Fria (Guinée) – La ville de Fria a accueilli les 5 et 6 décembre 2025 le tout premier séminaire international consacré à l’autisme jamais organisé en République de Guinée, une initiative qui pourrait marquer un tournant dans la prise en charge des troubles du spectre autistique (TSA) dans le pays. Organisé par la Fondation Salim pour les Enfants Autistes, l’événement a réuni responsables gouvernementaux, acteurs de la société civile, spécialistes et familles confrontées au manque de structures adaptées.
Un événement inédit dans un pays où l’autisme reste largement méconnu
Représentant le Préfet de Fria, M. Amara Bangoura a ouvert le séminaire en soulignant la portée historique de la rencontre :
« La préfecture de Fria a l’insigne honneur d’abriter le premier séminaire sur l’autisme organisé en République de Guinée. Cet événement est d’une importance capitale pour notre pays. »
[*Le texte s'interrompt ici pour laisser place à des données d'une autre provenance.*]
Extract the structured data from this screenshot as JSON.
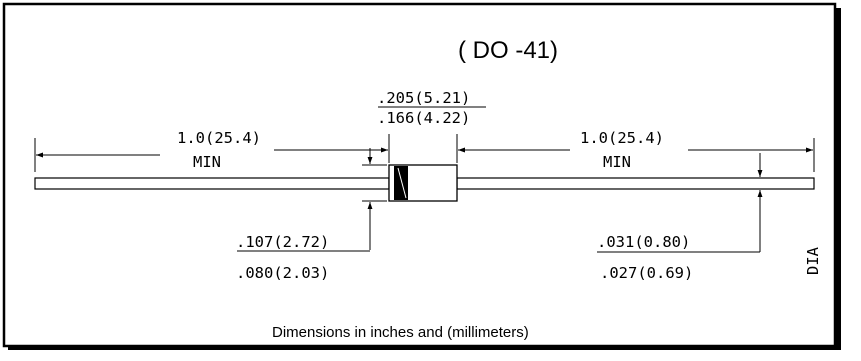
{
  "title": "( DO -41)",
  "body_dims": {
    "top": ".205(5.21)",
    "bottom": ".166(4.22)"
  },
  "lead_left": {
    "line1": "1.0(25.4)",
    "line2": "MIN"
  },
  "lead_right": {
    "line1": "1.0(25.4)",
    "line2": "MIN"
  },
  "body_dia": {
    "max": ".107(2.72)",
    "min": ".080(2.03)"
  },
  "lead_dia": {
    "max": ".031(0.80)",
    "min": ".027(0.69)",
    "label": "DIA"
  },
  "footer": "Dimensions in inches and (millimeters)"
}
En Guinée, comme dans de nombreux États d’Afrique de l’Ouest, l’autisme reste peu compris, et largement sous-diagnostiqué. L’absence de professionnels spécialisés et de centres éducatifs adaptés limite fortement l’accès au dépistage, à l’accompagnement et aux stratégies d’inclusion scolaire.
Une initiative née d’un parcours personnel
À l’origine du séminaire se trouve Mme Mariama Aisha Barry, fondatrice de la Fondation Salim et mère d’une jeune femme autiste.
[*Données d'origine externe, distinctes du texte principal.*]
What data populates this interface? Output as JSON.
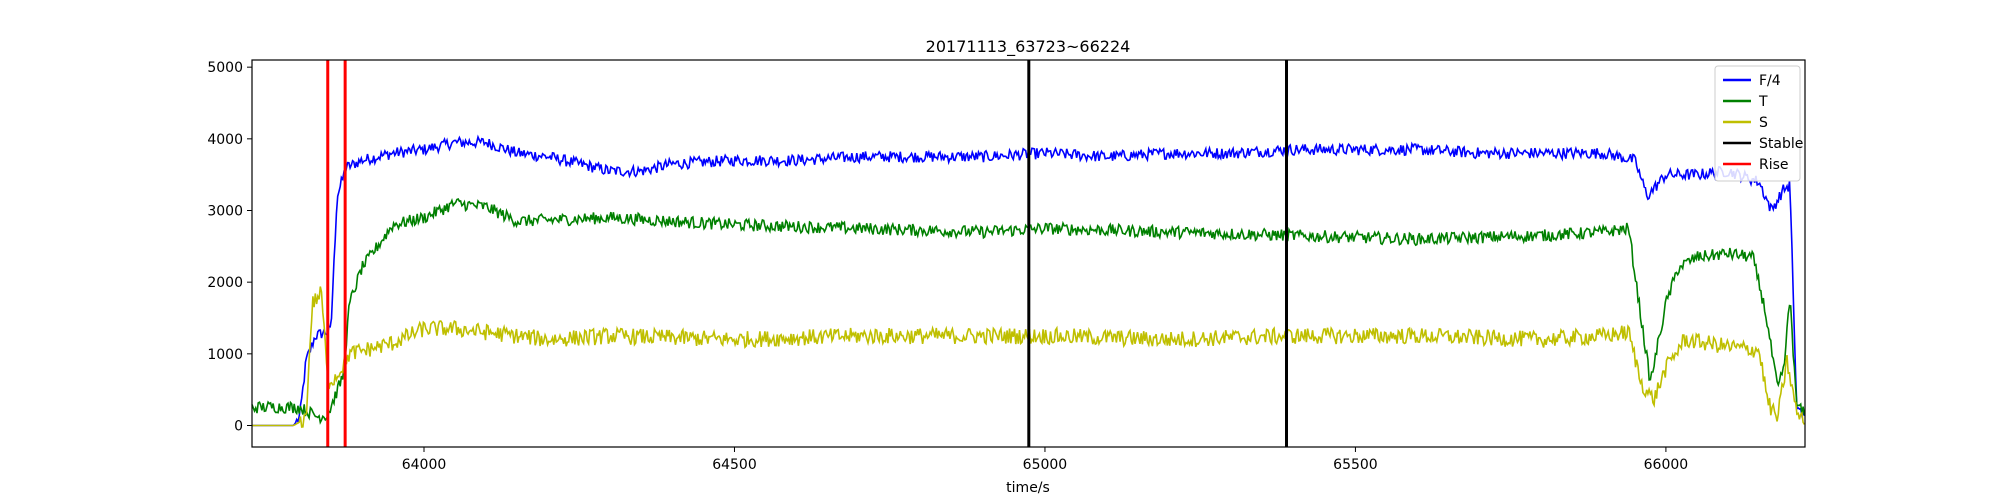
{
  "chart_data": {
    "type": "line",
    "title": "20171113_63723~66224",
    "xlabel": "time/s",
    "ylabel": "",
    "xlim": [
      63723,
      66224
    ],
    "ylim": [
      -300,
      5100
    ],
    "xticks": [
      64000,
      64500,
      65000,
      65500,
      66000
    ],
    "yticks": [
      0,
      1000,
      2000,
      3000,
      4000,
      5000
    ],
    "grid": false,
    "legend_position": "top-right",
    "series": [
      {
        "name": "F/4",
        "color": "#0000ff",
        "points": [
          [
            63723,
            0
          ],
          [
            63790,
            0
          ],
          [
            63800,
            120
          ],
          [
            63810,
            900
          ],
          [
            63825,
            1250
          ],
          [
            63840,
            1300
          ],
          [
            63850,
            1320
          ],
          [
            63860,
            3200
          ],
          [
            63875,
            3600
          ],
          [
            63900,
            3700
          ],
          [
            63950,
            3800
          ],
          [
            64000,
            3850
          ],
          [
            64050,
            3950
          ],
          [
            64100,
            3950
          ],
          [
            64150,
            3800
          ],
          [
            64200,
            3750
          ],
          [
            64250,
            3650
          ],
          [
            64300,
            3550
          ],
          [
            64350,
            3550
          ],
          [
            64400,
            3650
          ],
          [
            64500,
            3700
          ],
          [
            64600,
            3700
          ],
          [
            64700,
            3750
          ],
          [
            64800,
            3750
          ],
          [
            64900,
            3750
          ],
          [
            65000,
            3800
          ],
          [
            65100,
            3750
          ],
          [
            65200,
            3800
          ],
          [
            65300,
            3800
          ],
          [
            65400,
            3850
          ],
          [
            65500,
            3850
          ],
          [
            65600,
            3850
          ],
          [
            65700,
            3800
          ],
          [
            65800,
            3800
          ],
          [
            65900,
            3800
          ],
          [
            65950,
            3700
          ],
          [
            65970,
            3200
          ],
          [
            66000,
            3500
          ],
          [
            66050,
            3500
          ],
          [
            66100,
            3550
          ],
          [
            66150,
            3400
          ],
          [
            66170,
            3000
          ],
          [
            66190,
            3300
          ],
          [
            66200,
            3350
          ],
          [
            66210,
            300
          ],
          [
            66224,
            100
          ]
        ],
        "noise": 160
      },
      {
        "name": "T",
        "color": "#008000",
        "points": [
          [
            63723,
            250
          ],
          [
            63760,
            260
          ],
          [
            63800,
            250
          ],
          [
            63830,
            120
          ],
          [
            63845,
            150
          ],
          [
            63870,
            700
          ],
          [
            63880,
            1700
          ],
          [
            63900,
            2200
          ],
          [
            63950,
            2800
          ],
          [
            64000,
            2900
          ],
          [
            64050,
            3100
          ],
          [
            64100,
            3050
          ],
          [
            64150,
            2850
          ],
          [
            64300,
            2900
          ],
          [
            64500,
            2800
          ],
          [
            64700,
            2750
          ],
          [
            64900,
            2700
          ],
          [
            65000,
            2750
          ],
          [
            65200,
            2700
          ],
          [
            65400,
            2650
          ],
          [
            65600,
            2600
          ],
          [
            65800,
            2650
          ],
          [
            65900,
            2700
          ],
          [
            65940,
            2750
          ],
          [
            65960,
            1500
          ],
          [
            65975,
            600
          ],
          [
            66000,
            1700
          ],
          [
            66020,
            2200
          ],
          [
            66050,
            2350
          ],
          [
            66100,
            2400
          ],
          [
            66140,
            2350
          ],
          [
            66160,
            1600
          ],
          [
            66180,
            500
          ],
          [
            66190,
            800
          ],
          [
            66200,
            1800
          ],
          [
            66210,
            300
          ],
          [
            66224,
            150
          ]
        ],
        "noise": 170
      },
      {
        "name": "S",
        "color": "#bfbf00",
        "points": [
          [
            63723,
            0
          ],
          [
            63790,
            0
          ],
          [
            63810,
            100
          ],
          [
            63820,
            1700
          ],
          [
            63835,
            1850
          ],
          [
            63845,
            600
          ],
          [
            63860,
            700
          ],
          [
            63880,
            1000
          ],
          [
            63950,
            1150
          ],
          [
            64000,
            1350
          ],
          [
            64050,
            1350
          ],
          [
            64100,
            1300
          ],
          [
            64200,
            1200
          ],
          [
            64300,
            1250
          ],
          [
            64500,
            1200
          ],
          [
            64700,
            1250
          ],
          [
            64900,
            1250
          ],
          [
            65000,
            1250
          ],
          [
            65200,
            1200
          ],
          [
            65400,
            1250
          ],
          [
            65600,
            1250
          ],
          [
            65800,
            1200
          ],
          [
            65900,
            1250
          ],
          [
            65940,
            1300
          ],
          [
            65960,
            600
          ],
          [
            65980,
            350
          ],
          [
            66000,
            800
          ],
          [
            66030,
            1200
          ],
          [
            66100,
            1100
          ],
          [
            66150,
            1050
          ],
          [
            66165,
            300
          ],
          [
            66180,
            100
          ],
          [
            66195,
            900
          ],
          [
            66210,
            200
          ],
          [
            66224,
            0
          ]
        ],
        "noise": 230
      },
      {
        "name": "Stable",
        "color": "#000000",
        "vlines": [
          64974,
          65389
        ]
      },
      {
        "name": "Rise",
        "color": "#ff0000",
        "vlines": [
          63845,
          63873
        ]
      }
    ]
  }
}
Basée en Irlande, elle a fait de son expérience personnelle un levier d’action :
« J’ai connu le manque d’accompagnement, le manque de réponses et le manque de structures adaptées. Ma motivation est de donner aux autres ce que j’aurais voulu pour ma fille. »
La Fondation Salim, encore jeune mais déjà active, ambitionne de structurer un réseau de formation et de sensibilisation à l’échelle nationale.
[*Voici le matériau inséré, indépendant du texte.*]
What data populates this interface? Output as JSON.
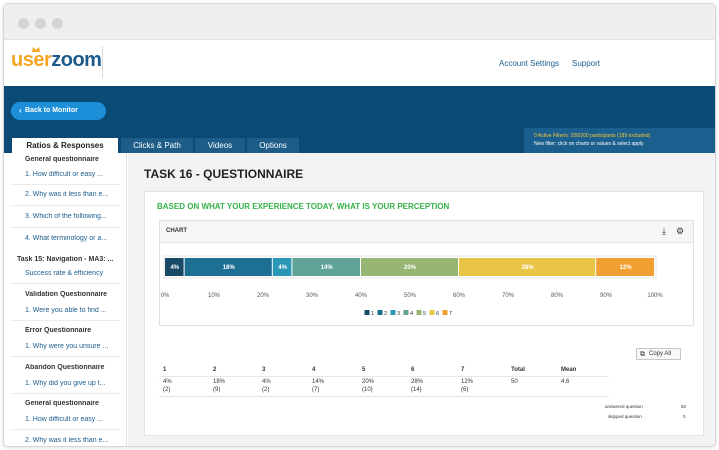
{
  "app": {
    "logo": {
      "part1": "user",
      "part2": "zoom"
    },
    "nav": {
      "account_settings": "Account Settings",
      "support": "Support"
    }
  },
  "toolbar": {
    "back_label": "Back to Monitor",
    "filter_line1": "0 Active Filter/s: 200/200 participants (189 excluded)",
    "filter_line2": "New filter: click on charts or values & select apply"
  },
  "tabs": [
    {
      "label": "Ratios & Responses",
      "active": true
    },
    {
      "label": "Clicks & Path",
      "active": false
    },
    {
      "label": "Videos",
      "active": false
    },
    {
      "label": "Options",
      "active": false
    }
  ],
  "sidebar": {
    "items": [
      {
        "label": "General questionnaire",
        "type": "group"
      },
      {
        "label": "1. How difficult or easy ...",
        "type": "q"
      },
      {
        "label": "2. Why was it less than e...",
        "type": "q"
      },
      {
        "label": "3. Which of the following...",
        "type": "q"
      },
      {
        "label": "4. What terminology or a...",
        "type": "q"
      },
      {
        "label": "Task 15: Navigation - MA3: ...",
        "type": "group"
      },
      {
        "label": "Success rate & efficiency",
        "type": "q"
      },
      {
        "label": "Validation Questionnaire",
        "type": "group"
      },
      {
        "label": "1. Were you able to find ...",
        "type": "q"
      },
      {
        "label": "Error Questionnaire",
        "type": "group"
      },
      {
        "label": "1. Why were you unsure ...",
        "type": "q"
      },
      {
        "label": "Abandon Questionnaire",
        "type": "group"
      },
      {
        "label": "1. Why did you give up t...",
        "type": "q"
      },
      {
        "label": "General questionnaire",
        "type": "group"
      },
      {
        "label": "1. How difficult or easy ...",
        "type": "q"
      },
      {
        "label": "2. Why was it less than e...",
        "type": "q"
      }
    ]
  },
  "main": {
    "task_title": "TASK 16 - QUESTIONNAIRE",
    "question_title": "BASED ON WHAT YOUR EXPERIENCE TODAY, WHAT IS YOUR PERCEPTION",
    "chart_label": "CHART",
    "icons": {
      "download": "download-icon",
      "settings": "gear-icon"
    },
    "copy_all": "Copy All",
    "table": {
      "headers": [
        "1",
        "2",
        "3",
        "4",
        "5",
        "6",
        "7",
        "Total",
        "Mean"
      ],
      "row1": [
        "4%",
        "18%",
        "4%",
        "14%",
        "20%",
        "28%",
        "12%",
        "50",
        "4.6"
      ],
      "row2": [
        "(2)",
        "(9)",
        "(2)",
        "(7)",
        "(10)",
        "(14)",
        "(6)",
        "",
        ""
      ]
    },
    "footer": [
      {
        "label": "answered question",
        "value": "50"
      },
      {
        "label": "skipped question",
        "value": "0"
      }
    ]
  },
  "chart_data": {
    "type": "bar",
    "orientation": "horizontal-stacked",
    "categories": [
      "1",
      "2",
      "3",
      "4",
      "5",
      "6",
      "7"
    ],
    "values": [
      4,
      18,
      4,
      14,
      20,
      28,
      12
    ],
    "labels": [
      "4%",
      "18%",
      "4%",
      "14%",
      "20%",
      "28%",
      "12%"
    ],
    "colors": [
      "#184a66",
      "#1e6f94",
      "#2a97b7",
      "#5fa397",
      "#98b673",
      "#e8c447",
      "#f0a032"
    ],
    "xlim": [
      0,
      100
    ],
    "xticks": [
      "0%",
      "10%",
      "20%",
      "30%",
      "40%",
      "50%",
      "60%",
      "70%",
      "80%",
      "90%",
      "100%"
    ],
    "legend": [
      "1",
      "2",
      "3",
      "4",
      "5",
      "6",
      "7"
    ],
    "legend_position": "bottom"
  }
}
Le soutien des institutions et l'appel à une politique nationale
Parmi les participantes, Mme Fingui Camara, Conseillère nationale au CNT, a rappelé les carences du pays en matière d’information sur les TSA :
« L’autisme est encore très méconnu. Ce séminaire permettra aux participants d’acquérir des compétences pour informer d’autres personnes et mieux accompagner les familles. »
Elle a plaidé en faveur d’un engagement plus ferme de l’État dans l’élaboration d’une politique publique dédiée.
Présente également, Mme Souadou Baldé, Directrice Générale du Patrimoine Bâti de l’État, a insisté sur l’enjeu sociétal :
« Ce n’est pas la différence qui crée l’exclusion, mais le manque de soutien. Les personnes autistes vivent avec nous, travaillent avec nous, apprennent avec nous. Nous devons multiplier les initiatives pour leur intégration. »
Former, informer, inclure : un besoin urgent
Animé par des experts internationaux, le séminaire a abordé les signes de l’autisme, les parcours pédagogiques adaptés et le rôle essentiel des familles, éducateurs et professionnels de santé.
Plusieurs organisations, dont l’Union des Consommateurs de Guinée représentée par Elhadj Boubacar Mitty Barry, ont pris part aux échanges.
Pour les participants, les besoins sont clairs :
- former massivement les enseignants et le personnel de santé ;
- ouvrir des centres spécialisés dans les principales régions du pays ;
- lancer des campagnes nationales de sensibilisation ;
- soutenir les familles souvent isolées et financièrement démunies.
Un enjeu continental
Selon les estimations de l’OMS, les troubles du spectre autistique concernent environ 1 % de la population mondiale, mais leur reconnaissance demeure faible dans de nombreux pays africains, où le diagnostic précoce et les services spécialisés sont très limités.
La Guinée ne fait pas exception.
Les experts appellent à inscrire la question dans les priorités de santé publique, une démarche déjà amorcée au Rwanda, en Afrique du Sud et au Maroc, où des programmes pilotes ont été développés.
Vers un mouvement national pour l’inclusion
Pour les organisateurs, ce premier séminaire pourrait constituer la base d’un mouvement national en faveur de l’autisme.
« L’inclusion doit être un engagement collectif », a rappelé Mme Baldé.
La Fondation Salim espère désormais transformer cette mobilisation inédite en actions durables, dans un pays où les familles restent le plus souvent livrées à elles-mêmes.